Infolio Property Advisors Central Victorian buyer’s advocate Kathy Hodge
Kathy said it state of play was better for her as a buyer’s advocate.
“I am working with some clients at the moment who are making a permanent move up here, so that’s not going to affect them. But as a buyer’s advocate it’s putting us in a really good position, because it’s enabling us to really negotiate. There are fewer buyers, and I can be quite aggressive in where I’m seeing value in properties.

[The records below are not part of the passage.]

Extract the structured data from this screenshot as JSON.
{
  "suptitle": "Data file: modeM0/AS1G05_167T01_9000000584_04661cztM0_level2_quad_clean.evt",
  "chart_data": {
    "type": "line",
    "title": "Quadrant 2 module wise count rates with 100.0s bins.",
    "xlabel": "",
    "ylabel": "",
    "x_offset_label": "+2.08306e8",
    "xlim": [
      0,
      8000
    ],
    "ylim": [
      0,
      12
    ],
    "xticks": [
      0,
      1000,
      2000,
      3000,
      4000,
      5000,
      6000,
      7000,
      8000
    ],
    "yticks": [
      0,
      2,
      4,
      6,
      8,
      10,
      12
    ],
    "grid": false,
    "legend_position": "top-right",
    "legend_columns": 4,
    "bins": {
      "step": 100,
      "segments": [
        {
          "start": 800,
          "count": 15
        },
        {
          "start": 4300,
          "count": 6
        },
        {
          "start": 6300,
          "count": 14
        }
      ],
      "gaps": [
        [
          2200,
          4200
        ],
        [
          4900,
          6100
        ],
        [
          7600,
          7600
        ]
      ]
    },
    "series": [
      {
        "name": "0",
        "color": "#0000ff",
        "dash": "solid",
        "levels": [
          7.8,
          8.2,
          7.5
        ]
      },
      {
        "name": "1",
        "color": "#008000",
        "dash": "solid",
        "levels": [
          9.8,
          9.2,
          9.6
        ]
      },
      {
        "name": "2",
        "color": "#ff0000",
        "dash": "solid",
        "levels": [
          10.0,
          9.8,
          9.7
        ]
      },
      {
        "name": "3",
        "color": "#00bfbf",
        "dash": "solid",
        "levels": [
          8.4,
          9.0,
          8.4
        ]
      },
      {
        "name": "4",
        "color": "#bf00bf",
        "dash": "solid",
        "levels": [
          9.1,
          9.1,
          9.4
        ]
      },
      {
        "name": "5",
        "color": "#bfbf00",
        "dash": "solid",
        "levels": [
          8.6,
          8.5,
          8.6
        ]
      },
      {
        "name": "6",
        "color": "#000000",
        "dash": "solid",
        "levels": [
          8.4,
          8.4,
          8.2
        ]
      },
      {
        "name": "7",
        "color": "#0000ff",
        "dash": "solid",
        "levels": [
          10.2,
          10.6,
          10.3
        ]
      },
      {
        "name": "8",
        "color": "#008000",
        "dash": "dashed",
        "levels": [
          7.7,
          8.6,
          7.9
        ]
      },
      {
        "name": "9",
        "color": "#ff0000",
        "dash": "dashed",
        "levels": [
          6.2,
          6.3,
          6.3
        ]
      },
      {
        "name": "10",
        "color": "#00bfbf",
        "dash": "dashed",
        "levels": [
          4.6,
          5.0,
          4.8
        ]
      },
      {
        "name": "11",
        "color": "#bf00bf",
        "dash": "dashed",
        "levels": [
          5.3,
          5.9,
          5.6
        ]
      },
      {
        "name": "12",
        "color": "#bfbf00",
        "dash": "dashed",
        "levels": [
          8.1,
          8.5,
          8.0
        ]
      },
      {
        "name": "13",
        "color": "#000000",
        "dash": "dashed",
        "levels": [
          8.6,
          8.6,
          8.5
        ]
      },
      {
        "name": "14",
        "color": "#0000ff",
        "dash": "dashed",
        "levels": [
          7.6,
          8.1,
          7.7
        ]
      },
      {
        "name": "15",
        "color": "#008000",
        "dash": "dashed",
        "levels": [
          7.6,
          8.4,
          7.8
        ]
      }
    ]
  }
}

“(But) I haven’t been buying in Hepburn Shire for a while. I’ve actually got a couple of clients I’m working with at the moment and we’re looking the Castlemaine and Malmsbury areas but I think across the region, it is relatively similar in that there’s still a hangover from Covid pricing in the minds of vendors.
“And it is a matter of constant education on the part of the agents. I think that possibly they’re not conditioning the vendor to the change in the market. Well priced, realistically priced properties that are presented well, sell quickly. And that’s always going to be the case.
“It’s the overpriced properties that are sitting on the market for months, over 100 days. Then they go stale, and the vendor will get sick of everything, and then they’ll take it offline.”
Kathy says prices have dropped between 15-20 per cent, especially on properties that were highly inflated during Covid.

“Probably on average, it’s 10-15 per cent at least.” Recently introduced property and land taxes are also causing headaches.
“If you’ve really got two markets, certainly in that sort of Castlemaine area, because it’s more of a working town, we’ve got people buying and selling within the same market but not so much people from Melbourne coming up.
“I think it’s more hitting Daylesford, Trentham and the Hepburn areas, where people are looking at second properties, and that’s where they’re getting hit with the land tax, which has had a huge impact on the short-term rental market, which has been a little bit oversupplied in those areas.
“You do have cashed-up Melbourne buyers but they’re few and far between. But the regular person looking to buy a holiday house somewhere is really feeling the pinch and pulling back on that.”
McRae Property Melbourne principal and buyer’s agent David McRae
David said he had personally been hit by dropping prices in the shire.
“We developed a very nice farm at Porcupine Ridge and I sold that in the middle of last year and missed the market by about $800,000 – but still did quite well.” David said there were different markets.
“I think there’s a market up to $800,000 and then another to a million, and then a million to one and a half. The higher you go the thinner the air gets. It’s as simple as that.
“And I think people are frightened of anything that needs a lot of work – because of builders and costs and the unknowns. If you want to buy something so you get good value from you buy something that’s unrenovated.
“But then you’ve got to face the challenge. The renovated properties are hanging on to their value much better.”
David said the regional Victoria real estate market had long way to go before it was healthy again although recently interstate investors were showing interest.
“I don’t know about the regional areas, but it’s just started in Melbourne.”